Oggi la transizione è in fieri ma la gente, dotata dalla rivoluzione di una nuova impazienza, scalpita: l’economia non riparte, il terrorismo dell’Isis ha messo in ginocchio il turismo, le regioni meridionali più povere da cui la rivolta sanculotta di Mohammed Bouazizi aveva contagiato la borghesia cittadina ribollono ancora ma di rabbia diversa, affamata, violenta, quella che ha dato molti dei suoi figli alla causa fondamentalista dell’Isis. “La rivoluzione ci ha portato solo la libertà, non siamo più angariati dalla polizia, possiamo denunciare i corrotti, non finiamo in prigione per aver criticato le autorità” ammettono oggi a Tunisi. Ma è una concessione amara. Solo? Cinque anni fa si chiedevano “karama, dignità, e pane”. Adesso l’ambizione è il pane. L’ultimo voto ha premiato la forza liberale non distantissima dal vecchio regime contro Ennahda, ma il rimpasto di governo ha poi visto i due nemici riavvicinarsi nel comune tentativo di non far fallire il paese. Nel sottobosco, resiliente, pugnace, vive la società civile, quella premiata con il Nobel per la Pace, avvocati, liberi professionisti, professori, donne. La Tunisia si batte, il rovente confine libico è li a ricordare cosa è in attesa se fallisce la politica ma la relativa marginalità del paese nel più ampio contesto geopolitico regionale gioca a favore di un potenziale sviluppo autonomo rispetto agli appetiti delle potenze regionali.

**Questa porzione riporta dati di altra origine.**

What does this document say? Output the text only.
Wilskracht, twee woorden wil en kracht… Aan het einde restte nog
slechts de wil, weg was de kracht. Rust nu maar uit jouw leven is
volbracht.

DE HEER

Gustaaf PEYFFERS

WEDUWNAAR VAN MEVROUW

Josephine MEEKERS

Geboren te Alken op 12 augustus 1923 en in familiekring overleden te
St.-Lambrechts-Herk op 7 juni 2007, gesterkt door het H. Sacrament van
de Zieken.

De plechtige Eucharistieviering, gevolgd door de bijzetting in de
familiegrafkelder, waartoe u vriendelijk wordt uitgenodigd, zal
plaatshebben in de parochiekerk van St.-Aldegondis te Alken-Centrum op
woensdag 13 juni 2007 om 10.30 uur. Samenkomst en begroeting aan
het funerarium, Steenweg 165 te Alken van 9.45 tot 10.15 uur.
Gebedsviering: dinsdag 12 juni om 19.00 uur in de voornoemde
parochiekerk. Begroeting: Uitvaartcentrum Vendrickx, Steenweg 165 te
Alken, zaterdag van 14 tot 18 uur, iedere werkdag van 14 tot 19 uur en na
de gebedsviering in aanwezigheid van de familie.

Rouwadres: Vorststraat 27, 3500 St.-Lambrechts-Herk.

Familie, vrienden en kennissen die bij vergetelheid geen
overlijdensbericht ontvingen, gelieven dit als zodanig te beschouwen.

Infine l’Egitto, croce e delizia degli studiosi, quasi cento milioni di abitanti tradizionalmente paciosi, al limite dell’ignavia, risvegliatisi ruggenti in piazza Tahrir. La chiave di una sintesi necessariamente ristretta del paese è questa: l’Egitto è una molotov sigillata dalla repressione militare, dove il caso del giovane Giulio Regeni scoperchia per un secondo l’inferno di servizi in guerra tra loro, malcontento popolare crescente, sindacalismo indipendente sulla trincea un tempo occupata dai volterriani paladini dei diritti umani, militari contro polizia e polizia, ancora, come un tempo, contro tutti per istinto di autoconservazione. Carceri che traboccano (in due anni sono finiti in cella dai 21 ai 41 mila oppositori, caccia alle spie, paranoia istituzionalizzata riguardo alla sicurezza). Un deserto dei tartari sul cui orizzonte non compare mai nulla se non i padri padroni custodi dello stato ma nella cui pancia cova una terza rivoluzione. La società egiziana, con piu merito di quella tunisina perché in origine assai meno evoluta, si è svegliata, ha rotto il muro della paura, i ragazzi finiscono in cella perché simpatizzanti dei Fratelli musulmani ma anche perché marxisti, liberali, atei, ma non si arrendono. Chiude un giornale e ne aprono due più piccoli, più online. Le donne sono molestate come prima, ma denunciano. Lo spazio politico si è chiuso e se ne sono aperti mille culturali, dalla share economy ai workshop domestici con amici riuniti in salotto a ragionare e imparare. Giulio Regeni viene torturato e ammazzato e i social egiziani attaccano il governo con più veemenza dei corrispettivi italiani.
La Primavera araba è morta, la primavera araba è viva. Chissà quanto ci vorrà ancora. Ma l’ultimo capitolo è ancora ben lungi dall’epilogo.